Qui pourrait dire avec une exacte vérité la douleur de Joseph, ses pensées, le trouble de ses affections? Comme une petite embarcation prise dans une grande bourrasque, il se trouvait dans un tourbillon d’idées opposées, de réflexions plus pénibles et plus cruelles l’une que l’autre. En apparence, c’était un homme trahi par sa femme. Il voyait crouler en même temps son bon renom et l’estime du monde à cause d’elle, il se voyait déjà montré du doigt et l’objet de la compassion du pays. Il voyait l’amour et l’estime qu’il avait pour moi tomber morts devant l’évidence du fait.
25.10 – Ici sa sainteté resplendit encore plus que la mienne, et j’en témoigne avec mon amour d’épouse, car je veux que vous l’aimiez, mon Joseph, cet homme sage et prudent, patient et bon, qui n’est pas étranger au mystère de la Rédemption, auquel il a été intimement lié, parce qu’il usa sa douleur et lui-même pour celui-ci, en sauvant le Sauveur au prix de son sacrifice et par sa grande sainteté.
S’il avait été moins saint, il aurait agi humainement en me dénonçant comme adultère pour me faire lapider et faire périr avec moi le fruit de mon péché. S’il avait été moins saint, Dieu ne lui aurait pas donné la lumière pour le guider en une telle épreuve. Mais Joseph était saint. Son esprit, toute pureté, vivait en Dieu. La charité en lui était ardente et forte. Et par sa charité, il vous sauva le Sauveur, tant en ne me dénonçant pas auprès des anciens, qu’en laissant tout par une prompte obéissance pour emmener Jésus en Égypte.
25.11 – Journées peu nombreuses, mais terribles par leur intensité, celles de la passion de Joseph et de ma passion, de cette première passion dont je dus souffrir. Car je comprenais sa souffrance et ne pouvais la lui enlever aucunement pour rester fidèle à l’ordre de Dieu qui m’avait dit: “Tais-toi!”

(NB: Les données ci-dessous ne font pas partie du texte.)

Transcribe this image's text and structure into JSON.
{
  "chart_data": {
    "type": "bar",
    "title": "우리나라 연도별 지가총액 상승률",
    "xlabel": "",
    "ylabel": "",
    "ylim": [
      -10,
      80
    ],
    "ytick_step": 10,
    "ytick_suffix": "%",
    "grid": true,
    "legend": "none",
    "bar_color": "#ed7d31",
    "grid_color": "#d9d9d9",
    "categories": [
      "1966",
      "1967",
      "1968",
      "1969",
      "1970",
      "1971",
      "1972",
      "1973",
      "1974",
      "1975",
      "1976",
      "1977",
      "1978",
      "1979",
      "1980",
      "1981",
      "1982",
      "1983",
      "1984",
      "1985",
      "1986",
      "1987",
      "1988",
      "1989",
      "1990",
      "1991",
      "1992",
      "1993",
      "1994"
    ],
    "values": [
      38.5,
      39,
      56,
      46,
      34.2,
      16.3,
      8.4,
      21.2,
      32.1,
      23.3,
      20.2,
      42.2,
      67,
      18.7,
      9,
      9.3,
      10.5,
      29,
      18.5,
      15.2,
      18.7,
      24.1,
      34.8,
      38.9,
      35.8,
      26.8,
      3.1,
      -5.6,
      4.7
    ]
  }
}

Et quand à notre arrivée à Nazareth, je le vis me quitter après un laconique salut, courbé et vieilli, pour ainsi dire, en peu de temps, quand je vis qu’il ne venait pas chez moi le soir comme il en avait l’habitude, je vous le dis, mes fils, mon cœur éploré eut à souffrir une douleur aiguë. Enfermée dans ma maison, seule, dans la maison où tout me rappelait l’Annonciation et l’Incarnation, et où tout me ramenait au cœur le souvenir de Joseph uni à moi dans une virginité sans tache, je dus résister au découragement, aux insinuations de Satan et espérer, espérer, espérer. Et prier, prier, prier. Et pardonner, pardonner, pardonner à Joseph son soupçon, sa révolte de juste indigné.
Mes fils: il faut espérer, prier, pardonner, pour obtenir que Dieu intervienne en notre faveur. Vous aussi vous avez à vivre votre passion. Vos fautes l’ont méritée. Je vous enseigne comment la surmonter et la transformer en joie. Espérez sans mesure, priez sans défiance, pardonnez pour qu’il vous soit pardonné. Le pardon de Dieu, mes fils, sera la paix a laquelle vous aspirez.
25.12 – Je ne vous dirai rien d’autre, pour le moment, sauf qu’après le triomphe de Pâques, ce sera le silence Après Pâques, Maria Valtorta va vivre la nuit de la Foi : une période de silence particulièrement douloureuse qui la configure au Christ en Croix s'exclamant : Mon Dieu ! Pourquoi m'as-tu abandonné ? Cela durera du 9 avril au 3 mai 1944, fête de la Sainte Croix. Cf. Les Cahiers de 1944, aux dates indiquées. . Compatissez à ce qu’endure votre Rédempteur, écoutez ses plaintes et comptez ses blessures et ses larmes. Chaque larme a été versée pour vous et ses blessures c’est pour vous qu’il les a reçues. Tout autre vision s’efface devant celle qui vous rappelle la Rédemption qu’il a accomplie pour vous.”